2 Dec 2010

Why should the pope and other church officials get away with violating the rule of law and the rights of children?

Montreal Gazette - April 16, 2010

Pope on the ropes

The church allowed pedophiles unlimited access to children and often covered up their crimes

By JANET BAGNALL | The Gazette


News that two atheists - British author and biologist Richard Dawkins and commentator Christopher Hitchens - have asked lawyers to lay out grounds for the arrest of Pope Benedict XVI for complicity in covering up the sexual abuse of children has been greeted as a kind of low-minded folly.

It is anything but. Strip away the religion and you have in the Roman Catholic Church an institution that allowed pedophiles unparalleled access to children and then in too many cases covered up their crimes. When they were uncovered as sexual predators, the church sent them to new parishes where they could strike again.

As this pattern of coverup has come under fire, the church has gone on the offensive, calling the abuse of children the fault of homosexuals, the ignominy heaped on the church the media's doing, and the insistence on justice a personal attack on the pope.

It was only this week that the Vatican issued orders in plain language on the Internet, telling church authorities they are to refer cases of sexual assault or molestation of children to civil authorities.

This change comes after decades of the church trying to keep allegations of child sexual assault within the confines of the institution.

It's a change that comes too late. For too long the church has stood between men and women who were abused as children and their chance to hold their assailants to account and now many will never be able to exercise that right.

In Ireland, thousands of children were abused in Roman Catholic schools and orphanages from the 1930s to the 1990s, the Commission to Inquire into Child Abuse reported last year. Commission chairperson Judge Sean Ryan said the church responded to evidence of sexual abuse by moving sex offenders elsewhere, the Daily Mail reported.

No prosecutions resulted from the report, the Daily Mail wrote, because the Christian Brothers who for the most part ran the institutions secured a ruling that guaranteed that its members would not be named.

But as the Associated Press reported this week, even priests who were criminally convicted were allowed to continue working with children.

Former Quebecer Denis Vadeboncoeur is one such priest, according to AP. Vadeboncoeur was sentenced in Quebec in 1985 to 20 months after pleading guilty to sodomizing teenage boys.

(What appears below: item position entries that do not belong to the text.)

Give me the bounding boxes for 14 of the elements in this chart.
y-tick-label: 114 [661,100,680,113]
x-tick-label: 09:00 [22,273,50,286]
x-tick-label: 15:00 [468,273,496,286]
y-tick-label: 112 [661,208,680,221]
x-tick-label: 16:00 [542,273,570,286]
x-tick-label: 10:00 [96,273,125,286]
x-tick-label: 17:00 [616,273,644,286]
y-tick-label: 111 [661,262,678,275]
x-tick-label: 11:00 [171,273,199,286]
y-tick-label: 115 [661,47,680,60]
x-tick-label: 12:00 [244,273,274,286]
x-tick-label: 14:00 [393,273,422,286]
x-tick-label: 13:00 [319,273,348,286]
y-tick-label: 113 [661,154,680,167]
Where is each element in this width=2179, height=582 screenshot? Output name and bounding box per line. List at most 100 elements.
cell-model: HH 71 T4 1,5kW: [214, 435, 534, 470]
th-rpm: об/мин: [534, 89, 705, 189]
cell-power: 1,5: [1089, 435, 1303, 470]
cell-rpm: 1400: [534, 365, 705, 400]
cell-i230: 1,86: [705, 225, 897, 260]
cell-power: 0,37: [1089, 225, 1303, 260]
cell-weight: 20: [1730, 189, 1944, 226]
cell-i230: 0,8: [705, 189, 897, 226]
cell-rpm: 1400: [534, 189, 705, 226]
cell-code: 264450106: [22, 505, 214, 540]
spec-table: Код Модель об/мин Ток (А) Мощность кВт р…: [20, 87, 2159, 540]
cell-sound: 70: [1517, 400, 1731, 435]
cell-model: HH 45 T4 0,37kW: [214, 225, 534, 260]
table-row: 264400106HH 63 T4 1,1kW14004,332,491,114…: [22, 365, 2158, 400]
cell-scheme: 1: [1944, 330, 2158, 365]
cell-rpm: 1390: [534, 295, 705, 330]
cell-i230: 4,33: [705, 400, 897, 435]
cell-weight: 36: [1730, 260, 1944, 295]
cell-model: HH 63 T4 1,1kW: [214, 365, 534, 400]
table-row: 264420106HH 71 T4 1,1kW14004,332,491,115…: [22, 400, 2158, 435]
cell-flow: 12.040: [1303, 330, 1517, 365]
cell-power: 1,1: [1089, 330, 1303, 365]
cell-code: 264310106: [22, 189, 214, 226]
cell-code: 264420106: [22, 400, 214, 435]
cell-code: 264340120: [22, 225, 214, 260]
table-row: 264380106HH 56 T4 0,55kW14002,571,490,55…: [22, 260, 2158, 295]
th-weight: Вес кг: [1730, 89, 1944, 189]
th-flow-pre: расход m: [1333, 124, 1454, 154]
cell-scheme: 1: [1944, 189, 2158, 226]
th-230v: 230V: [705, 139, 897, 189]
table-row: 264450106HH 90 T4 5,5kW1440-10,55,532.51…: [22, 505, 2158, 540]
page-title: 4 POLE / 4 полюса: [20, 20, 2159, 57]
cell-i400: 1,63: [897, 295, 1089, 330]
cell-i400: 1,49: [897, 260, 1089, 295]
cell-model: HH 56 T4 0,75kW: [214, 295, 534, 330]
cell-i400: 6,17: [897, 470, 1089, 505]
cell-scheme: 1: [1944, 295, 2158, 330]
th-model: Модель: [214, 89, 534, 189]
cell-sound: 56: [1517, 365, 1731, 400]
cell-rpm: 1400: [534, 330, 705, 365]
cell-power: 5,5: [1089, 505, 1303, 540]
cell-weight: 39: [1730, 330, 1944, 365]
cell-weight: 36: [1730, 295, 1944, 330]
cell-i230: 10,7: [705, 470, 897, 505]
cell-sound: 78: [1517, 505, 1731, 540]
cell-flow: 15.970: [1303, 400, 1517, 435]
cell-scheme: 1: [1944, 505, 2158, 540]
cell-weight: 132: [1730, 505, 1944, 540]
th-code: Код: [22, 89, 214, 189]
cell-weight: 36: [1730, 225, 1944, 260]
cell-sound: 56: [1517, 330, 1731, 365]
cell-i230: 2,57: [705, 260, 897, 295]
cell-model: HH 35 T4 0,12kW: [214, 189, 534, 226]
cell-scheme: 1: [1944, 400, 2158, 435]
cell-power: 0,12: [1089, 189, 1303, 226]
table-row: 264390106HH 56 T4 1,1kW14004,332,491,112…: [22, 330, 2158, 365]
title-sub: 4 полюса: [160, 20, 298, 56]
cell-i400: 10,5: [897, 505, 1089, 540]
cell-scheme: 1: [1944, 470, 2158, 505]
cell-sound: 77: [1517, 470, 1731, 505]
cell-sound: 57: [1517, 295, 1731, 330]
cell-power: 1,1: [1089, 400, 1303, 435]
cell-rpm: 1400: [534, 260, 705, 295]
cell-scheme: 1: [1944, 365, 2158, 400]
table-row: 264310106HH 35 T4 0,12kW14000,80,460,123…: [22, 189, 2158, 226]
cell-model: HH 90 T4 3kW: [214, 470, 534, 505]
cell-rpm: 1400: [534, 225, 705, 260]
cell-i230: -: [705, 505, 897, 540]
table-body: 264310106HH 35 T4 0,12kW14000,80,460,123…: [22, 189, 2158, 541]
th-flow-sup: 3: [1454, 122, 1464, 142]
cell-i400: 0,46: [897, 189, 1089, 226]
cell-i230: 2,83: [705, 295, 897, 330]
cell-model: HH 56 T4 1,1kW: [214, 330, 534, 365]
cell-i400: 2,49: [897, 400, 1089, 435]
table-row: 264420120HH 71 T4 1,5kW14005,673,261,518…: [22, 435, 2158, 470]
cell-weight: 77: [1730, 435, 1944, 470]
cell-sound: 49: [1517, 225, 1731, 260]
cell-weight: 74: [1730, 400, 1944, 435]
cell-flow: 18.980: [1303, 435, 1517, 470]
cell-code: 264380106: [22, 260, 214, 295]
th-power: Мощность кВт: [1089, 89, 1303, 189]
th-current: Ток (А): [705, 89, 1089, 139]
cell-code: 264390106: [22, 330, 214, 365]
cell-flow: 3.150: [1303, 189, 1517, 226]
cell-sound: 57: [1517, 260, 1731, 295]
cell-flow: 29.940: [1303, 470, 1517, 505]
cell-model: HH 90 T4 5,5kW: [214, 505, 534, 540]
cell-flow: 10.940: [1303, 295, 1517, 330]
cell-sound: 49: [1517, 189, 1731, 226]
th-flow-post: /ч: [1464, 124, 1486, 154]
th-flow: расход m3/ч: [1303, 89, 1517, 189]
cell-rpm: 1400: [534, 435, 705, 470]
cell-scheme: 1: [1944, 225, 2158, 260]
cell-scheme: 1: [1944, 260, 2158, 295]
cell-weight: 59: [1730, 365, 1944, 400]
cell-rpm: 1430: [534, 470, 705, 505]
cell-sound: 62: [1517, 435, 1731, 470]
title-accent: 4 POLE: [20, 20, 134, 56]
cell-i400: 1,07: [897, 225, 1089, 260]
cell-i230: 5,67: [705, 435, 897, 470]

After he was released, Vadeboncoeur continued in the priesthood, in France. This week, Jacques Gaillot, a former bishop of Evreux in France, said in an interview with Le Parisien that he was sorry he agreed to a request by church officials in Quebec to take in Vadeboncoeur, a request the Quebecers are reported to have denied making.

It's hardly surprising no one wants to take responsibility for Vadeboncoeur: He was sentenced in France in 2005 to 12 years in prison for raping a number of minors between 1989 and 1992.

Last week, the culture of cover-up was brought home to the pope himself. The Associated Press and the New York Times reported that a letter signed in 1985 by Cardinal Joseph Ratzinger, as the pope was then, shows that Ratzinger urged that the interests of the church be placed above those of two boys who had been tied up and sexually molested by a California priest, Stephen Kiesle.


According to the reports, then Oakland Bishop John Cummins wrote to the Vatican in 1981, urging the church to agree to Kiesle's request for laicization. Ratzinger replied that a decision to defrock Kiesle had to take into account "the good of the Universal Church." Kiesle was left in the priesthood another six years.

The question Richard Dawkins wants answered is why the church has been allowed to "get away with it."

"Suppose," he wrote this week in the Guardian, "the British secretary of state for schools received, from a local education authority, a reliable report of a teacher tying up his pupils and raping them.

"Imagine that, instead of turning the matter over to the police, he had simply moved the offender from school to school, where he repeatedly raped other children."

In a world where the rights of children and the rule of law take precedence over the reputation of an institution, however steeped in other-wordliness, such behaviour is unimaginable, or should be.

If crimes have been committed, there must be an accounting. And if it takes the arrest of Benedict as the head of the church, so be it.